Of all the conflicts in Africa, Somalia has attracted the least international attention. Almost anybody who regularly watches or reads news knows about Darfur. Quite a good number know about the wars in central Africa – and are doing or trying to do something to stop them. All this while Somalia remains neglected. There are no organizations (like is the case with Darfur) pressuring law makers in countries that have the power to stop the conflict in Somalia and restore proper government. Even the United Nations, which has sent peacekeepers to the DRC, Sierra Leone, Darfur, and just about everywhere else in need of the blue helmets, has maintained a healthy distance from Somalia.
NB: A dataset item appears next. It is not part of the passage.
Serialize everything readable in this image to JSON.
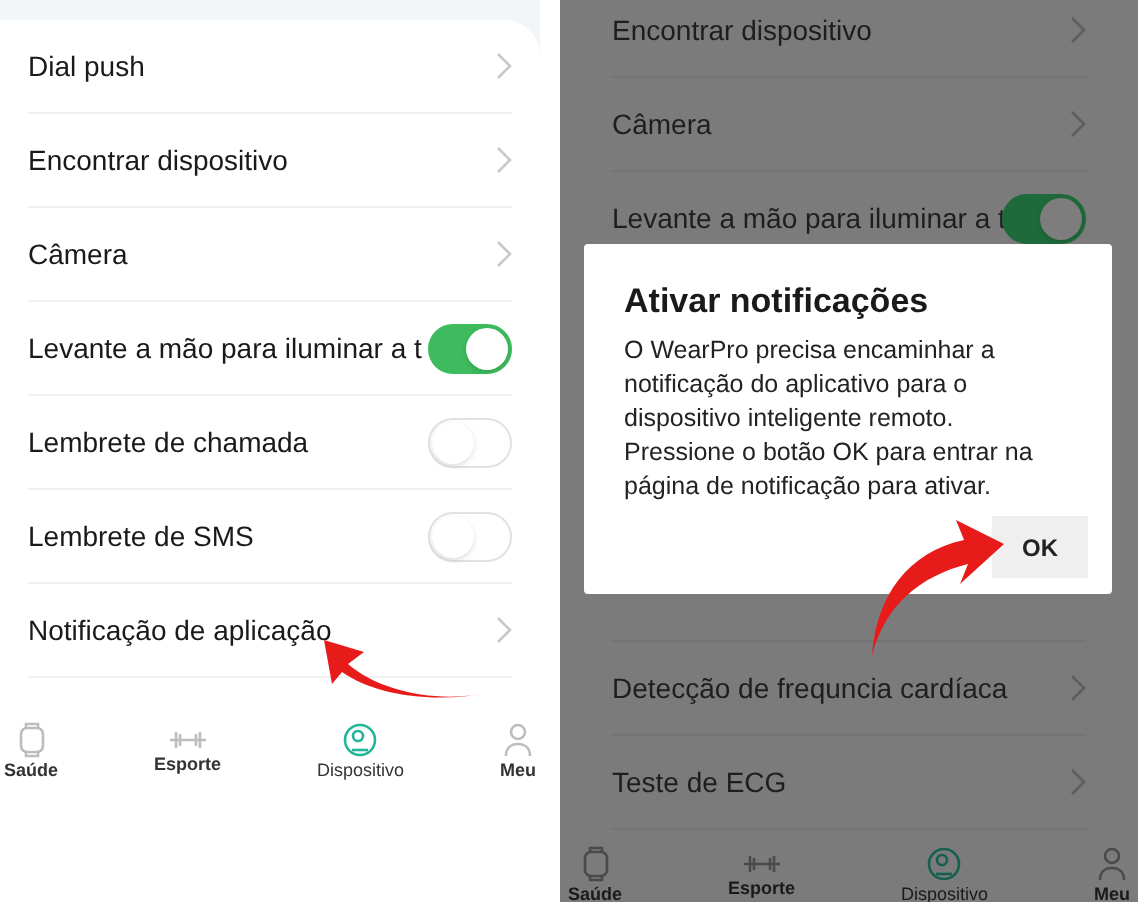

Just for the record, Somalia’s lack of international attention may have been a self-inflicted wound – many people were disgusted by the 1993 debacle involving the murder of American troops. But will all due respect to those who lost their lives in Mogadishu, 1993 should not be a reason to not intervene in Somalia. Intervening with a sizeable force is the right thing to do. Piecemeal interventions – like is being done by Uganda – or self-interested invasions – like Ethiopia did a few months back – will not make the situation any better. If the international community does not act soon, the problem will spread into the wider region. The current problem with pirates and terrorists may just be the beginning.
Somalia fell apart because of poor leadership. There is nothing peculiarly wrong with the Somali people or their culture. I say it is time the world realized that Somalis are people too and that they need to be rescued from the warlords who continue to kill with impunity.